Execution of CCTs in rural satellite facilities using remote monitoring can effectively decentralize clinical trials beyond the social, economic, and geographical barriers. Decentralized clinical trials can lead to accelerated enrollment of a more diverse participants representative of the target population. The screen failure rate in the satellite site was also favorably similar as compared with the urban site.
Conclusion
We herein report our experience in the rapid and successful implementation of a CCT across a shared resource hospital system. The local decentralization of this trial gave rural patients access to a novel treatment option and across a time frame in the pandemic when zero to only two (dexamethasone and remdesivir) treatment options were recommended and enabled an increased accrual of a diverse cohort of patients.
Acknowledgments
The development of this manuscript was supported by the National Center for Advancing Translational Sciences (NCATS) of the National Institutes of Health under the award number UL1TR002649. Its contents are solely the responsibility of the authors and do not necessarily represent official views of NCATS.

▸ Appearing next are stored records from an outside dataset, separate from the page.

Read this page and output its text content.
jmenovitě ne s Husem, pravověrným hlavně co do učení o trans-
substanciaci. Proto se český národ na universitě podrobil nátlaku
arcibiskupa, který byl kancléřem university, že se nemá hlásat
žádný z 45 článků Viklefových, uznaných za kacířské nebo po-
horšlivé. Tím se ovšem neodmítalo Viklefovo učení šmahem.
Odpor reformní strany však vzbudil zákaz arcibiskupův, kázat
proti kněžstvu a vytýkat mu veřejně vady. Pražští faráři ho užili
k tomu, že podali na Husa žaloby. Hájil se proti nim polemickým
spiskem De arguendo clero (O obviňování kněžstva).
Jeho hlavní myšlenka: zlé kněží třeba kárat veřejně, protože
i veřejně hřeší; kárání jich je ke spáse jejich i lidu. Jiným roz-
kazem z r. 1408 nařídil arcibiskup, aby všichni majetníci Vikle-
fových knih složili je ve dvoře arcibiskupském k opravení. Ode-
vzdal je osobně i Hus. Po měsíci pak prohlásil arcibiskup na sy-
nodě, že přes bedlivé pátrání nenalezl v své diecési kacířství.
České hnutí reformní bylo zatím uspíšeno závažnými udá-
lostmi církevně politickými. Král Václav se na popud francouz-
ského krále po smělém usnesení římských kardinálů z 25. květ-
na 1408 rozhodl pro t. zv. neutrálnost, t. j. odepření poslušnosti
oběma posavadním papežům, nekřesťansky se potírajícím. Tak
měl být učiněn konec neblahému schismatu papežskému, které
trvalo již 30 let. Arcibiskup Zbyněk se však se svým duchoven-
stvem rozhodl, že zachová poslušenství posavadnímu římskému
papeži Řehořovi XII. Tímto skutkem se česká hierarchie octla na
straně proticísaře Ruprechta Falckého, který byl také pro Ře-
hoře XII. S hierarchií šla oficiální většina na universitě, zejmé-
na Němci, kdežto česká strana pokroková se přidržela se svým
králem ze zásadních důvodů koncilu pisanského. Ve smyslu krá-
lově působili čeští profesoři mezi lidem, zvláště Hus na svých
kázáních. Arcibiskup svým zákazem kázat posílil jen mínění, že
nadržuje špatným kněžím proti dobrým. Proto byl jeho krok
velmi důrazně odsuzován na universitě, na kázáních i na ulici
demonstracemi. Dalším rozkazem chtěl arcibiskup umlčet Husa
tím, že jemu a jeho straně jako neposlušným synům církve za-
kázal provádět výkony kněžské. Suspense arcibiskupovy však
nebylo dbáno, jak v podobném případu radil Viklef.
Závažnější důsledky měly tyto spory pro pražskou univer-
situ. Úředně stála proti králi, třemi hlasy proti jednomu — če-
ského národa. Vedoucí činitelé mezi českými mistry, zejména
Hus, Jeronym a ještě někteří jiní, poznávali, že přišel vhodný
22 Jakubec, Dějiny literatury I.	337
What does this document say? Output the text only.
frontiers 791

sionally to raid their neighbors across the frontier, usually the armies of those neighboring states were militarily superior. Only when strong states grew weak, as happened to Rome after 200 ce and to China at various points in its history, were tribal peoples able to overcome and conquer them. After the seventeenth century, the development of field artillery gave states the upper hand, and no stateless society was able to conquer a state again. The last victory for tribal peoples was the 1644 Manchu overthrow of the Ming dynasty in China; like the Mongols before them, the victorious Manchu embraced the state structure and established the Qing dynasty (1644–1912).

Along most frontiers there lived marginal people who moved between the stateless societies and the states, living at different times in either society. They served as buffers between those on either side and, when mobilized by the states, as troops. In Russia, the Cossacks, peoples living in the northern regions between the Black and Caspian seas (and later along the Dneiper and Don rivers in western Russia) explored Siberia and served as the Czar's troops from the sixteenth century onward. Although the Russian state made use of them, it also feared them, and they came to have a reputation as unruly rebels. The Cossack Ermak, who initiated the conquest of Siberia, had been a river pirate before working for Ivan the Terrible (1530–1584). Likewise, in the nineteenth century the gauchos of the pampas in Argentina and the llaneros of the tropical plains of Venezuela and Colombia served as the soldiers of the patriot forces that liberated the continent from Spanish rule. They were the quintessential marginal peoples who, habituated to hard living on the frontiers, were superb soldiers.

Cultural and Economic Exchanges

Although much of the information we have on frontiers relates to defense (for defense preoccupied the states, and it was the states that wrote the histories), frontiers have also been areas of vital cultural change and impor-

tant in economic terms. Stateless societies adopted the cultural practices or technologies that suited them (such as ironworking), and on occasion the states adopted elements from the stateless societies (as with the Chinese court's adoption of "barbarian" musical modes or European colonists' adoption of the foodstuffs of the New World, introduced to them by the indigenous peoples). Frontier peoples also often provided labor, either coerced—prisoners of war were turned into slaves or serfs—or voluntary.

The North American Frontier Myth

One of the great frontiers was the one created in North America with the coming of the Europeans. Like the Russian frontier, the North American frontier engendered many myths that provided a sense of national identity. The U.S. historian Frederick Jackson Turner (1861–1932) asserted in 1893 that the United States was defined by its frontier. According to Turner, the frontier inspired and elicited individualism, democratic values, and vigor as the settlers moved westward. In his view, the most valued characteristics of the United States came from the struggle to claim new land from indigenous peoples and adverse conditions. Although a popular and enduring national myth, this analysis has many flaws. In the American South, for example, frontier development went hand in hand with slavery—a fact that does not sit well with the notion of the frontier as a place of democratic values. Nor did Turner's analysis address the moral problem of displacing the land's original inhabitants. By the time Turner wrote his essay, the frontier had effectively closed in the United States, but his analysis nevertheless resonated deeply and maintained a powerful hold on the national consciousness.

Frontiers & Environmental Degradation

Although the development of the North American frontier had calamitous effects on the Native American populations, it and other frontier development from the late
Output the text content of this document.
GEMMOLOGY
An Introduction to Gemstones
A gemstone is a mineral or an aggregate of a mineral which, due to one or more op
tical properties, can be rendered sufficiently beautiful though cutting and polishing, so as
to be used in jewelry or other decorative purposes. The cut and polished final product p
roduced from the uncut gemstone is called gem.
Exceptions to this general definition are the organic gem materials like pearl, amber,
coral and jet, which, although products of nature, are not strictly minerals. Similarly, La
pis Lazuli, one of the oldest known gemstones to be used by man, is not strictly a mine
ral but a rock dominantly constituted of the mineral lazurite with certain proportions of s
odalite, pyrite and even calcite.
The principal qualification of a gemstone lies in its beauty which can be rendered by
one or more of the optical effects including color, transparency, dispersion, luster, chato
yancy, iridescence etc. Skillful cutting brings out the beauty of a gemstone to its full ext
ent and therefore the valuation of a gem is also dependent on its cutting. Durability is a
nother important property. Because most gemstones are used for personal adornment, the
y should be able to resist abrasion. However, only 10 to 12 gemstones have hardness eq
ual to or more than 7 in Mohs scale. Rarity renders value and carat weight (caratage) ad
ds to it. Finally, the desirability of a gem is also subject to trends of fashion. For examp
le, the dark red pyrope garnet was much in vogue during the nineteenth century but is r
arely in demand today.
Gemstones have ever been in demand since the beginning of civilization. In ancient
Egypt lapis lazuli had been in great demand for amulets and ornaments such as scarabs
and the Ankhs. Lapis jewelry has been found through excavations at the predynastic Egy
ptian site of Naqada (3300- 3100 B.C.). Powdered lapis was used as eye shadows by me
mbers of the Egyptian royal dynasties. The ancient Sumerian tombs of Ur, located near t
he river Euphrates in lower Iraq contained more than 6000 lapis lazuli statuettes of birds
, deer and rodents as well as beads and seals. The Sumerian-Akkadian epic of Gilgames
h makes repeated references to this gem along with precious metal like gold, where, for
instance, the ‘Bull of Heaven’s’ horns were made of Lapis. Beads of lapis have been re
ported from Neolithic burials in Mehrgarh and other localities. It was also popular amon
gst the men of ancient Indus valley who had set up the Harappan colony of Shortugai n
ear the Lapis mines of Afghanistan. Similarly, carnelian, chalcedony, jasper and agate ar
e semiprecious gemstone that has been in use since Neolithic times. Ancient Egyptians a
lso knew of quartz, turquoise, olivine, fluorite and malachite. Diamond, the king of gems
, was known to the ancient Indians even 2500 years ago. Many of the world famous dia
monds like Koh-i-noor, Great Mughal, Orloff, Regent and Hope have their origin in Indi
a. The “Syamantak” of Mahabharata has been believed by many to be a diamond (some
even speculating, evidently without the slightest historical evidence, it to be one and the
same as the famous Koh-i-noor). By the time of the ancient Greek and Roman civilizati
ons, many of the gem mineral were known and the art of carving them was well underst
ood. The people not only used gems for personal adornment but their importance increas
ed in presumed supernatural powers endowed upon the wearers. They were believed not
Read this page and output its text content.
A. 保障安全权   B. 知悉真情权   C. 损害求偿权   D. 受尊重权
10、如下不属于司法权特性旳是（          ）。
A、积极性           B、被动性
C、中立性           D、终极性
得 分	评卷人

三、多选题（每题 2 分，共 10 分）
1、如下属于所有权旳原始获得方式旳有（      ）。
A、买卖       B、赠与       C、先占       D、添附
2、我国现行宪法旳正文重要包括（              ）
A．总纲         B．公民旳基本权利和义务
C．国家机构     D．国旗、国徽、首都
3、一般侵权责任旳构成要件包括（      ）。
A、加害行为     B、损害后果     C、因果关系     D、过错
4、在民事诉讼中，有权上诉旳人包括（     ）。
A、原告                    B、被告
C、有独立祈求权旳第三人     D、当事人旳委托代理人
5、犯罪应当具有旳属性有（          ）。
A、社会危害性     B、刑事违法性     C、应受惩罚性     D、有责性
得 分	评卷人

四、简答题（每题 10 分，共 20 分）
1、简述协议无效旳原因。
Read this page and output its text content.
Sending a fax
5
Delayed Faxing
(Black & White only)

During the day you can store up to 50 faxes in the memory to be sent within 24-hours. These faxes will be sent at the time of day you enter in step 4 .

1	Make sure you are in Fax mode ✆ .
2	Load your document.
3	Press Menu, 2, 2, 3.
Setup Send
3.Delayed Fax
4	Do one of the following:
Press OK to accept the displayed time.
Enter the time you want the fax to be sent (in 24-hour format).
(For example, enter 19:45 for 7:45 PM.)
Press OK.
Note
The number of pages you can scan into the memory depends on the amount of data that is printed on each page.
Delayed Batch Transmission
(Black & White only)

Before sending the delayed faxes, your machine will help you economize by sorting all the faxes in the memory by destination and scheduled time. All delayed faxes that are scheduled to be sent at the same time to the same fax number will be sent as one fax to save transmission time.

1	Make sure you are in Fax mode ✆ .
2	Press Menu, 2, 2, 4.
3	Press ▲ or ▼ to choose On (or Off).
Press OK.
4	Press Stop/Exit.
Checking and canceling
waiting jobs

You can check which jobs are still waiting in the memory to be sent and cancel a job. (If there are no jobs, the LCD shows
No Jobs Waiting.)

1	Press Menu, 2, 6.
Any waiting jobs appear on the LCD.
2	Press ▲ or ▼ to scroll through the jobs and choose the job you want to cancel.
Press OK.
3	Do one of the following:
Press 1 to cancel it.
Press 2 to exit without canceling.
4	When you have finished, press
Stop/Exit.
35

This article did not receive any specific grant from funding agencies in the public, commercial, or not-for-profit sectors. Dr. Abbate is supported by a National Center for Advancing Translational Sciences (NCATS) of the National Institutes of Health under the award number UL1TR002649.
Disclosures
The authors have no conflicts of interest to declare.
Ethics Approval and Consent to Participate
The study was reviewed and approved by the Institutional Review Board. Written informed consent was obtained from all the trial participants.